M.A.D ! Je te promets la forêt rebelle

M.A.D ! Je te promets la forêt rebelle
Joséphine Serre

Théâtrales, juillet 2024

« La forêt se déchaîne, les vivants se soulèvent, la beauté mène l’insurrection, et à l’intérieur ça vit, ça chante, cherche, explose, ça s’étreint et se déchire, cela vit, vit, vit. »

par Lidia Filippini

M.A.D, Je te promets la forêt rebelle est une pièce engagée en faveur de la protection de la Terre.
Une jeune femme apprend à l’aéroport la mort de son frère dans une ZAD. Elle renonce alors au voyage d’affaire qui devait lui permettre de vendre un projet d’ingénierie à des start-ups pour se rendre sur les lieux où le jeune étudiant en botanique a disparu. Pacifiste et mu par le désir de vivre autrement son rapport à la terre, Frère était parti, son carnet en poche, pour recenser les espèces végétales présentes dans la ZAD. Il a été victime d’une grenade offensive, lancée par un gendarme lors d’affrontements opposant les zadistes aux forces de l’ordre.

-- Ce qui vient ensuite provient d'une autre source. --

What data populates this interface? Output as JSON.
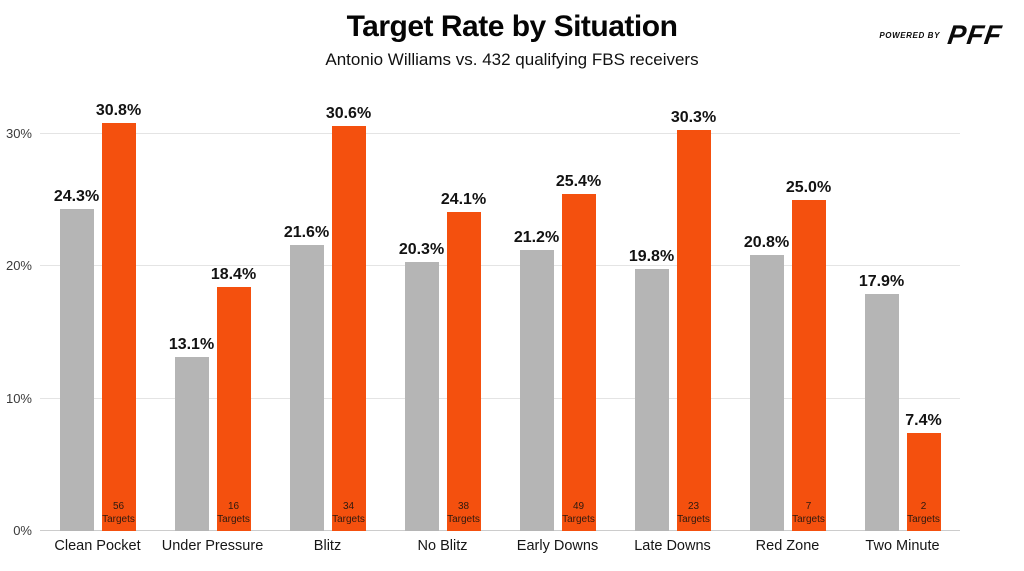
{
  "header": {
    "title": "Target Rate by Situation",
    "subtitle": "Antonio Williams vs. 432 qualifying FBS receivers"
  },
  "logo": {
    "powered_by": "POWERED BY",
    "brand": "PFF"
  },
  "chart_data": {
    "type": "bar",
    "title": "Target Rate by Situation",
    "subtitle": "Antonio Williams vs. 432 qualifying FBS receivers",
    "categories": [
      "Clean Pocket",
      "Under Pressure",
      "Blitz",
      "No Blitz",
      "Early Downs",
      "Late Downs",
      "Red Zone",
      "Two Minute"
    ],
    "series": [
      {
        "name": "gray-comparison-bars",
        "color": "#b5b5b5",
        "values": [
          24.3,
          13.1,
          21.6,
          20.3,
          21.2,
          19.8,
          20.8,
          17.9
        ],
        "labels": [
          "24.3%",
          "13.1%",
          "21.6%",
          "20.3%",
          "21.2%",
          "19.8%",
          "20.8%",
          "17.9%"
        ]
      },
      {
        "name": "orange-highlight-bars",
        "color": "#f4500e",
        "values": [
          30.8,
          18.4,
          30.6,
          24.1,
          25.4,
          30.3,
          25.0,
          7.4
        ],
        "labels": [
          "30.8%",
          "18.4%",
          "30.6%",
          "24.1%",
          "25.4%",
          "30.3%",
          "25.0%",
          "7.4%"
        ],
        "target_counts": [
          56,
          16,
          34,
          38,
          49,
          23,
          7,
          2
        ],
        "target_word": "Targets"
      }
    ],
    "xlabel": "",
    "ylabel": "",
    "ylim": [
      0,
      32.6
    ],
    "yticks": [
      {
        "value": 0,
        "label": "0%"
      },
      {
        "value": 10,
        "label": "10%"
      },
      {
        "value": 20,
        "label": "20%"
      },
      {
        "value": 30,
        "label": "30%"
      }
    ],
    "grid": true,
    "legend_position": "none"
  },
  "colors": {
    "gray_bar": "#b5b5b5",
    "orange_bar": "#f4500e",
    "gridline": "#e4e4e4",
    "baseline": "#cccccc",
    "axis_text": "#3a3a3a",
    "value_label": "#121212",
    "target_label": "#2e1a10"
  }
}
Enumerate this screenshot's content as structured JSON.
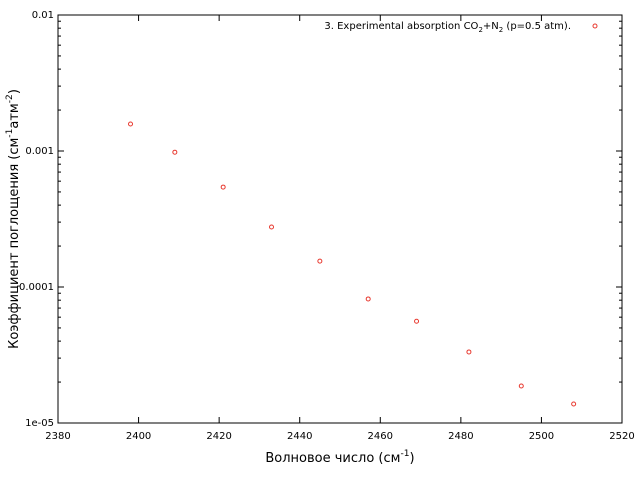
{
  "chart_data": {
    "type": "scatter",
    "log_y": true,
    "xlabel": [
      "Волновое число (см",
      "-1",
      ")"
    ],
    "ylabel": [
      "Коэффициент поглощения (см",
      "-1",
      "атм",
      "-2",
      ")"
    ],
    "legend": "top-right",
    "xlim": [
      2380,
      2520
    ],
    "xticks": [
      2380,
      2400,
      2420,
      2440,
      2460,
      2480,
      2500,
      2520
    ],
    "ylim": [
      1e-05,
      0.01
    ],
    "yticks": [
      0.01,
      0.001,
      0.0001,
      {
        "value": 1e-05,
        "label": "1e-05"
      }
    ],
    "series": [
      {
        "name": [
          "3. Experimental absorption CO",
          "2",
          "+N",
          "2",
          " (p=0.5 atm)."
        ],
        "color": "#e8382e",
        "x": [
          2398,
          2409,
          2421,
          2433,
          2445,
          2457,
          2469,
          2482,
          2495,
          2508
        ],
        "values": [
          0.00158,
          0.00098,
          0.000543,
          0.000276,
          0.000155,
          8.17e-05,
          5.6e-05,
          3.33e-05,
          1.87e-05,
          1.38e-05
        ]
      }
    ]
  }
}
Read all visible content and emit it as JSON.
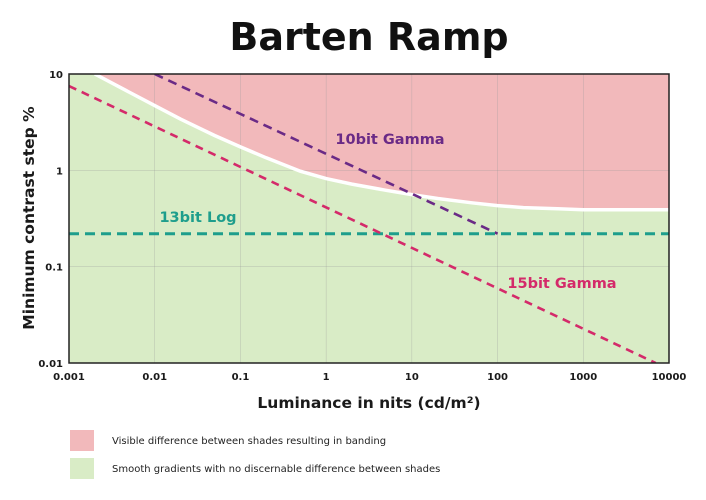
{
  "chart_data": {
    "type": "line",
    "title": "Barten Ramp",
    "xlabel": "Luminance in nits (cd/m²)",
    "ylabel": "Minimum contrast step %",
    "x_scale": "log",
    "y_scale": "log",
    "xlim": [
      0.001,
      10000
    ],
    "ylim": [
      0.01,
      10
    ],
    "x_ticks": [
      0.001,
      0.01,
      0.1,
      1,
      10,
      100,
      1000,
      10000
    ],
    "x_tick_labels": [
      "0.001",
      "0.01",
      "0.1",
      "1",
      "10",
      "100",
      "1000",
      "10000"
    ],
    "y_ticks": [
      0.01,
      0.1,
      1,
      10
    ],
    "y_tick_labels": [
      "0.01",
      "0.1",
      "1",
      "10"
    ],
    "grid": true,
    "regions": {
      "banding": {
        "color": "#f2b9bb",
        "label": "Visible difference between shades resulting in banding"
      },
      "smooth": {
        "color": "#d9ecc6",
        "label": "Smooth gradients with no discernable difference between shades"
      }
    },
    "boundary": {
      "color": "#ffffff",
      "x": [
        0.002,
        0.005,
        0.01,
        0.02,
        0.05,
        0.1,
        0.2,
        0.5,
        1,
        2,
        5,
        10,
        20,
        50,
        100,
        200,
        500,
        1000,
        2000,
        5000,
        10000
      ],
      "y": [
        10,
        6.5,
        4.7,
        3.4,
        2.3,
        1.75,
        1.35,
        0.98,
        0.82,
        0.72,
        0.62,
        0.56,
        0.51,
        0.46,
        0.43,
        0.41,
        0.4,
        0.39,
        0.39,
        0.39,
        0.39
      ]
    },
    "series": [
      {
        "name": "10bit Gamma",
        "color": "#6a2a86",
        "x": [
          0.01,
          100
        ],
        "y": [
          10,
          0.22
        ]
      },
      {
        "name": "13bit Log",
        "color": "#1e9e8c",
        "x": [
          0.001,
          10000
        ],
        "y": [
          0.22,
          0.22
        ]
      },
      {
        "name": "15bit Gamma",
        "color": "#d42a6a",
        "x": [
          0.001,
          7000
        ],
        "y": [
          7.5,
          0.01
        ]
      }
    ],
    "legend": {
      "position": "bottom",
      "entries": [
        {
          "label": "Visible difference between shades resulting in banding",
          "color": "#f2b9bb"
        },
        {
          "label": "Smooth gradients with no discernable difference between shades",
          "color": "#d9ecc6"
        }
      ]
    }
  }
}
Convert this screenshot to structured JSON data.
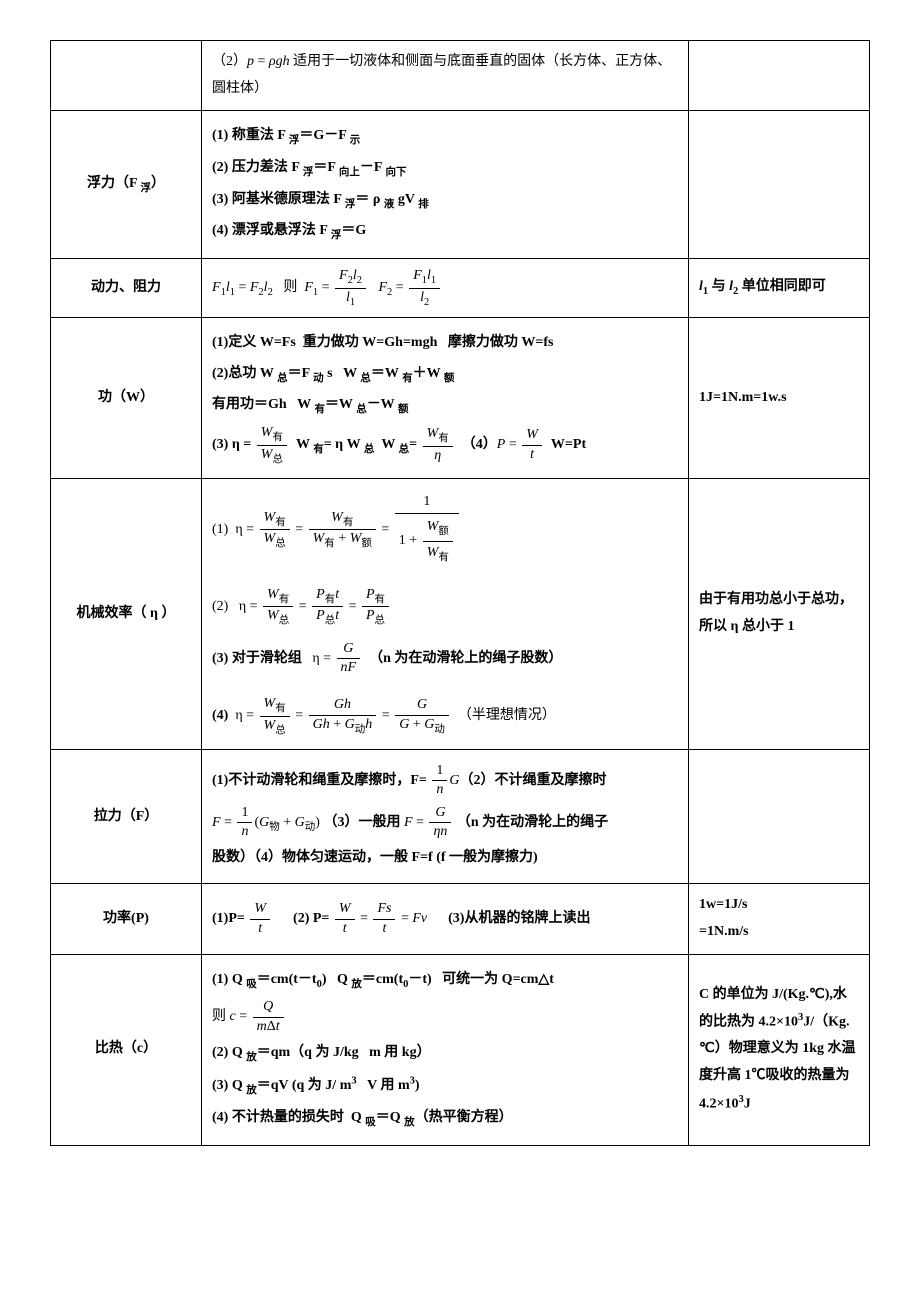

 La ZAD est située dans une forêt qui, comme toutes les forêts, regorge de mystères. Entre les arbres, Sœur croit apercevoir Walden, le chien de son enfance. Lancée à sa poursuite, elle va rencontrer toute une galerie de personnages plus ou moins oniriques : un jardinier nommé Neil Armstrong qui, s’il avait eu un fils, aurait aimé l’appeler Judas, une fille-jaguar, une sorcière, mais aussi le fonctionnaire auteur de la bavure. Les zadistes, quant à eux, lui font entrevoir cette manière de vivre différente où chacun s’efforce de construire ensemble un « autre futur » qui avait tellement séduit son frère.

 L’enquête que mène Sœur pour comprendre ce qui est arrivé à Frère prend peu à peu la forme d’une quête identitaire. Au fil de des rencontres, la jeune femme qui, jusqu’alors ne comprenait pas l’engagement écologique et social de son frère, va voir ses certitudes vaciller.

Le texte est traversé de bout en bout par des références à Macbeth, et plus précisément à l’acte V de la pièce de Shakespeare, « La forêt qui marche » dans lequel une armée de soldats, portant chacun une branche d’arbre avance vers le château de Macbeth. Une des sorcières rencontrées pendant sa jeunesse avait bien prédit au roi : « Rien ne pourra t’arriver tant que la grande forêt ne se sera pas mise en marche contre toi. » Mais, Macbeth, qui était encore un jeune général à l’époque, avait pris cette prophétie à la légère : « Cela n’arrivera jamais ! Qui peut de force enrôler la forêt et ordonner à l’arbre d’ébranler sa racine enchaînée dans la terre ? […] notre grand Macbeth vivra jusqu’au terme normal de toute vie et rendra le dernier soupir à l’heure où tout homme doit le rendre. », s’était-il écrié, sûr de son pouvoir et de sa puissance. Dans M.A.D, la forêt rebelle, c’est celle des zadistes et des défenseurs de la nature qui, seuls, ont compris l’importance de changer notre modèle de société. M.A.D, acronyme de « monde à défendre », c’est la folie des hommes qui ne respectent plus leur planète.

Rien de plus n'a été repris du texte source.